Extended physics-informed extreme learning machine for linear elastic fracture mechanics

The machine learning (ML) methods have been applied to numerical solutions to partial differential equations (PDEs) in recent years and achieved great success in PDEs with smooth solutions and in high dimensional PDEs. However, it is still challenging to develop high-precision ML solvers for PDEs with non-smooth solutions. The linear elastic fracture mechanics equation is a typical non-smooth problem, where the solution is discontinuous along with the crack face and has the radial singularity around the crack front. The general ML methods for the linear elastic fracture mechanics can achieve a relative error for displacements, about 10⁻³. To improve the accuracy, we analyze and extract the singular factors from the asymptotic expansions of solutions of the crack problem, such that the solution can be expressed by the singular factor multiplied by other smooth components. Then the general ML methods are enriched (multiplied) by the singular factor and used in a physics-informed neural network formulation. The new method is referred to as the extended physics-informed ML method, which improves the approximation significantly.
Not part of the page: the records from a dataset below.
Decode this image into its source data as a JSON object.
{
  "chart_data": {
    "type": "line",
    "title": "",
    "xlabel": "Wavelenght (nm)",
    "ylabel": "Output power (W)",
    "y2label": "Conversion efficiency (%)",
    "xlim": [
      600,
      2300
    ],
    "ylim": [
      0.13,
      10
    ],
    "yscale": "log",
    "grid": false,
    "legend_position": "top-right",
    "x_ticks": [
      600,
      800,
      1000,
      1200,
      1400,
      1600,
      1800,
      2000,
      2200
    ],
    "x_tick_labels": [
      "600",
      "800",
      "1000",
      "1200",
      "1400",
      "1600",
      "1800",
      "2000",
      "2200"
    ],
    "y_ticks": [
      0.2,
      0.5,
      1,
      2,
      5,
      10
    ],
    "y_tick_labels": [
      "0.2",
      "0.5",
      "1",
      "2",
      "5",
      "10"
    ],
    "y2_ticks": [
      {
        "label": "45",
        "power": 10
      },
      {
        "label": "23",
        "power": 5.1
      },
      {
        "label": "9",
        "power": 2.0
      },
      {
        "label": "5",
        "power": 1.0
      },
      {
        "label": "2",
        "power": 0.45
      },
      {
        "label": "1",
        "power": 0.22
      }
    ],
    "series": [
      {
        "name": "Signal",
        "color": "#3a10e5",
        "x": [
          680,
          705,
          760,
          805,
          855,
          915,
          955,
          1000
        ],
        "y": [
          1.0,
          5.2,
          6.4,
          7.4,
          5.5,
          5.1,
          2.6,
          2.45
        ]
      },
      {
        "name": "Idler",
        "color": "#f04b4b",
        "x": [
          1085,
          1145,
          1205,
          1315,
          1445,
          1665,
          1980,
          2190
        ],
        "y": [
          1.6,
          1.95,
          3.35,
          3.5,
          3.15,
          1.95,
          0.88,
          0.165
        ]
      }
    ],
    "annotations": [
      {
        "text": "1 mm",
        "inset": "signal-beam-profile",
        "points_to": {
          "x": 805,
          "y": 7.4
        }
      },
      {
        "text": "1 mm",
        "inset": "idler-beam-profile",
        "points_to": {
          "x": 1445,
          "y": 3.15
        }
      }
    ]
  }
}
We consider two typical ML methods, fully connected neural networks and extreme learning machine, where the extended physics-informed ML based on the extreme learning machine (XPIELM) achieves the relative errors about 10⁻¹². We also study the stress intensity factor based on the XPIELM, and significantly improve the approximation of the stress intensity factor. The proposed XPIELM is applied to a two-dimensional Poisson crack problem, a two-dimensional elasticity problem, and a fully three-dimensional edge-crack elasticity problem in the numerical tests that exhibit various features of the method.